A Matignon, c'est l'heure de vérité. La ratification du traité européen est un "vrai choix stratégique" et un "enjeu majeur pour le président Hollande", dramatise l'entourage du Premier ministre. Il ne s'agit pas seulement d'un vote pour ou contre le traité mais bien d'un vote de soutien ou non à la politique européenne globale du gouvernement, y insiste-t-on.
Comprendre: la victoire du "oui" conforterait la position de la France dans la zone euro et validerait la politique européenne du président François Hollande, basée sur une "réorientation" -contestée par les détracteurs du traité- vers plus de croissance.
En revanche, la victoire du "non" serait un "signal négatif" lancé aux partenaires européens, aux marchés et même au reste du monde, souligne l'entourage de Jean-Marc Ayrault. Bref, pour Matignon, hors de question de circonscrire les conséquences du "non" à la seule scène politique française.
"On est dans une vitrine. Une bonne partie des gouvernements européens nous regardent en se demandant: est-ce que ce gouvernement est capable de mener une politique équilibrée et de respecter ses engagements européens", explique un conseiller du Premier ministre.
"Tout le monde va scruter les votes au sein de la majorité", souligne-t-il.
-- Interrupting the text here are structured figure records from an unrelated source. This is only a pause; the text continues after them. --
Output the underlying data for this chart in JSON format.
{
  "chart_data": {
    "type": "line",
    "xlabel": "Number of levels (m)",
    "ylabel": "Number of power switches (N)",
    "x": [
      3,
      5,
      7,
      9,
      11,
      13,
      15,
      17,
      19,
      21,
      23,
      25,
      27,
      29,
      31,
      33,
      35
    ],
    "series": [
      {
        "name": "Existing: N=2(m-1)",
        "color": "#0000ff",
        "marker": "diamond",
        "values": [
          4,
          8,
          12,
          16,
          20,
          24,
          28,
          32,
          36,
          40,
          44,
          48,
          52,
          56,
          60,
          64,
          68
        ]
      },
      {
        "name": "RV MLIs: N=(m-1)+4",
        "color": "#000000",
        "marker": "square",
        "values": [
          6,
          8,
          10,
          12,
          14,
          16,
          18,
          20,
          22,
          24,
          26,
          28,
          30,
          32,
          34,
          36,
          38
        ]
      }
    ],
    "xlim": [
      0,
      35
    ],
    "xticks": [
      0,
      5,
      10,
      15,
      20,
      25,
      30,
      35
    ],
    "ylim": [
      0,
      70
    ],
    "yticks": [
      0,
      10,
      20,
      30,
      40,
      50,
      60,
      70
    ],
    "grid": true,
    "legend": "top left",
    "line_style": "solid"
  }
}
Et de prévenir: "si le vote de gauche n'est pas suffisant, s'il manque 30%, ce sera lu comme un signal d'inquiétude qui signifiera: à terme ce gouvernement ne respectera pas ses engagements".
Pour Matignon, l'objectif est donc double: que le vote soit "le plus massif possible" mais aussi qu'il puisse être acquis "sans la droite". Car si le traité européen, héritage du quinquennat de Nicolas Sarkozy, compte de nombreux soutiens dans les rangs de l'opposition, son adoption grâce à l'UMP serait politiquement embarrassante.
A Matignon, on est plutôt confiant. "C'est atteignable", assure-t-on, en notant que "les Verts n'ont pas appelé à manifester" dimanche dernier contre le traité avec le leader du Front de gauche Jean-Luc Mélenchon. Pourtant, après le vote massif des instances dirigeantes d'Europe Ecologie-les Verts contre le traité, le vote des alliés verts du Parlement reste la grande inconnue.
L'opinion publique, elle, semble en tout cas s'être rangée derrière le gouvernement: selon un sondage BVA pour "Le Parisien", 64% des Français seraient favorables au traité, et 36% contre.
Reste quand même au gouvernement à convaincre ses propres parlementaires du PS, dont environ une vingtaine, tels le député de Paris Pascal Cherki ou le député de l'Essonne Jérôme Guedj, s'opposent publiquement au traité.
"Il n'y a pas de pression mais beaucoup de discussions", assure l'entourage du Premier ministre, pour qui le travail de pédagogie du ministre des Affaires européennes Bernard Cazeneuve porte ses fruits.
"On a vraiment renégocié. Il y a bien eu réorientation, il y a bien eu rééquilibrage, il y a une nouvelle donne", martèle l'entourage du Premier ministre, rodé à l'exercice de persuasion.
Et si ce n'est pas suffisant, le choix du Premier ministre de ne pas soumettre sa déclaration à un vote doit achever de convaincre les récalcitrants. Alors que certains élus rebelles de la majorité au traité avaient envisagé de dire "oui" au Premier ministre et "non" au traité européen, "c'est la meilleure façon de mettre les parlementaires devant leurs responsabilités", résume-t-on à Matignon.